Only 3 percent of dermatologists are African-American, 4.2 percent are Latino, and Native Americans and Alaskan Natives represent a mere .2 percent of the specialty. The overwhelming majority of dermatologists are white, with nearly 68 percent identifying themselves as Caucasian in a 2017 Medscape survey.

In a paper published in JAMA Dermatology, Amy Chen, MD, and Kanade Shinkai, MD, explain that the racial disparities in dermatology are due to several factors, including “unconscious bias, late medical school exposure to dermatology, lack of mentors, dramatically lower underrepresented minority university (URM) graduation rates, and increased URM attrition rates and delayed graduation for academic reasons in medical school.”

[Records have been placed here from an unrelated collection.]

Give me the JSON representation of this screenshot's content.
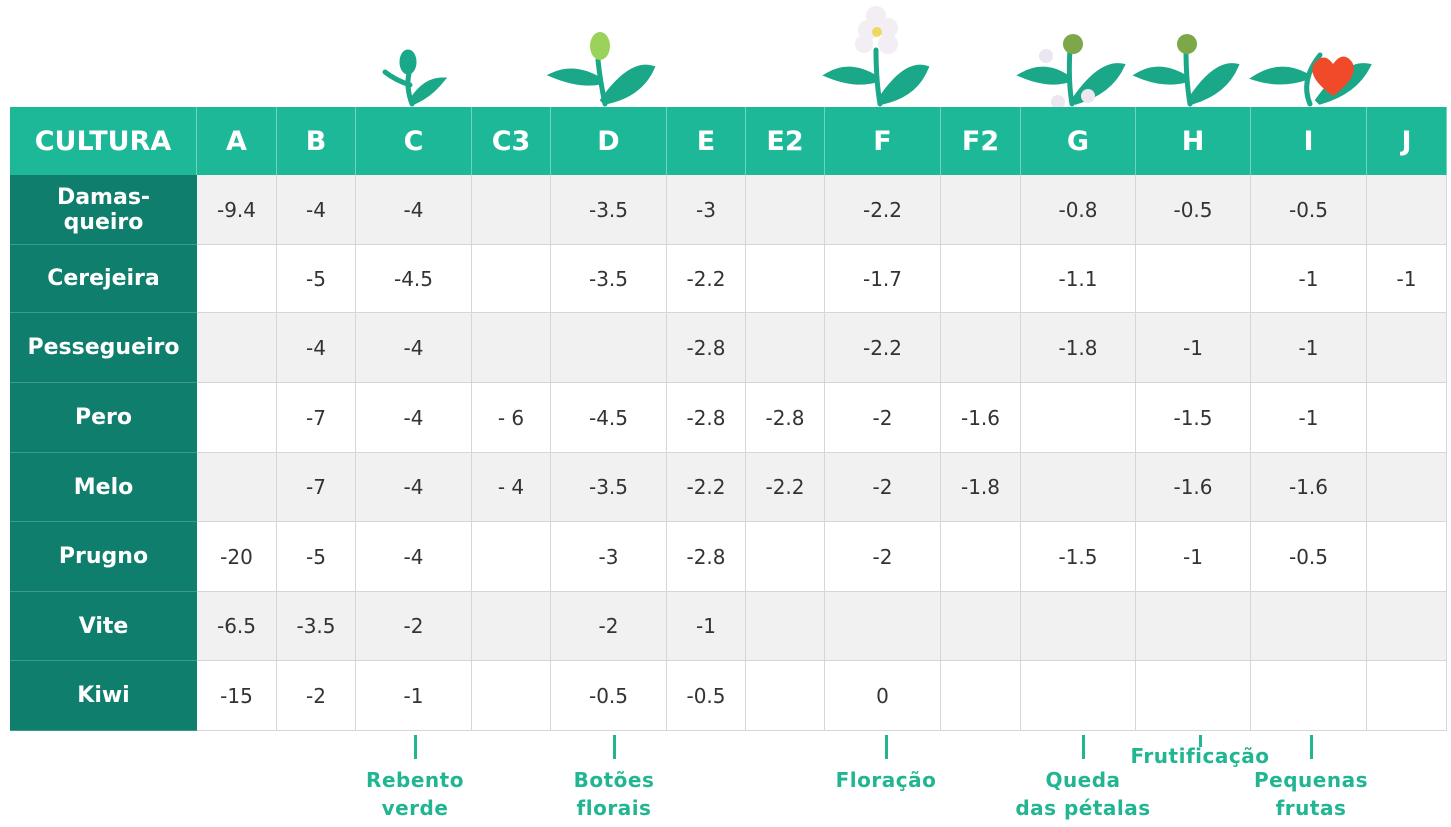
{
  "table": {
    "header": [
      "CULTURA",
      "A",
      "B",
      "C",
      "C3",
      "D",
      "E",
      "E2",
      "F",
      "F2",
      "G",
      "H",
      "I",
      "J"
    ],
    "rows": [
      [
        "Damas-\nqueiro",
        "-9.4",
        "-4",
        "-4",
        null,
        "-3.5",
        "-3",
        null,
        "-2.2",
        null,
        "-0.8",
        "-0.5",
        "-0.5",
        null
      ],
      [
        "Cerejeira",
        null,
        "-5",
        "-4.5",
        null,
        "-3.5",
        "-2.2",
        null,
        "-1.7",
        null,
        "-1.1",
        null,
        "-1",
        "-1"
      ],
      [
        "Pessegueiro",
        null,
        "-4",
        "-4",
        null,
        null,
        "-2.8",
        null,
        "-2.2",
        null,
        "-1.8",
        "-1",
        "-1",
        null
      ],
      [
        "Pero",
        null,
        "-7",
        "-4",
        "- 6",
        "-4.5",
        "-2.8",
        "-2.8",
        "-2",
        "-1.6",
        null,
        "-1.5",
        "-1",
        null
      ],
      [
        "Melo",
        null,
        "-7",
        "-4",
        "- 4",
        "-3.5",
        "-2.2",
        "-2.2",
        "-2",
        "-1.8",
        null,
        "-1.6",
        "-1.6",
        null
      ],
      [
        "Prugno",
        "-20",
        "-5",
        "-4",
        null,
        "-3",
        "-2.8",
        null,
        "-2",
        null,
        "-1.5",
        "-1",
        "-0.5",
        null
      ],
      [
        "Vite",
        "-6.5",
        "-3.5",
        "-2",
        null,
        "-2",
        "-1",
        null,
        null,
        null,
        null,
        null,
        null,
        null
      ],
      [
        "Kiwi",
        "-15",
        "-2",
        "-1",
        null,
        "-0.5",
        "-0.5",
        null,
        "0",
        null,
        null,
        null,
        null,
        null
      ]
    ]
  },
  "stages": [
    "Rebento\nverde",
    "Botões\nflorais",
    "Floração",
    "Queda\ndas pétalas",
    "Frutificação",
    "Pequenas\nfrutas"
  ]
}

According to the authors, the practical solutions to promoting balanced representation lie in reworking the basic structures of our public education system and prioritizing diversity in residency admissions. Instead of putting so much weight on test scores, Dr. Chen and Dr. Shinkai recommend placing value on the applicants’ community involvement and intellectual pursuits. They suggest that admissions departments implement diversity-focused sub committees and including diversity-centered questions during interview day.

“Though important considerations, shifting away from extrinsic motivators reduces systematic bias, especially of standardized testing, and may better identify intrinsically motivated candidates,” write the authors. “Who may in turn be happier, more fulfilled residents. In addition, deemphasizing numbers mitigates the intense pressure on applicants to publish for the sake of improving their application, which likely contributes to the significant academic misrepresentation among dermatology applicants found in a recent study.”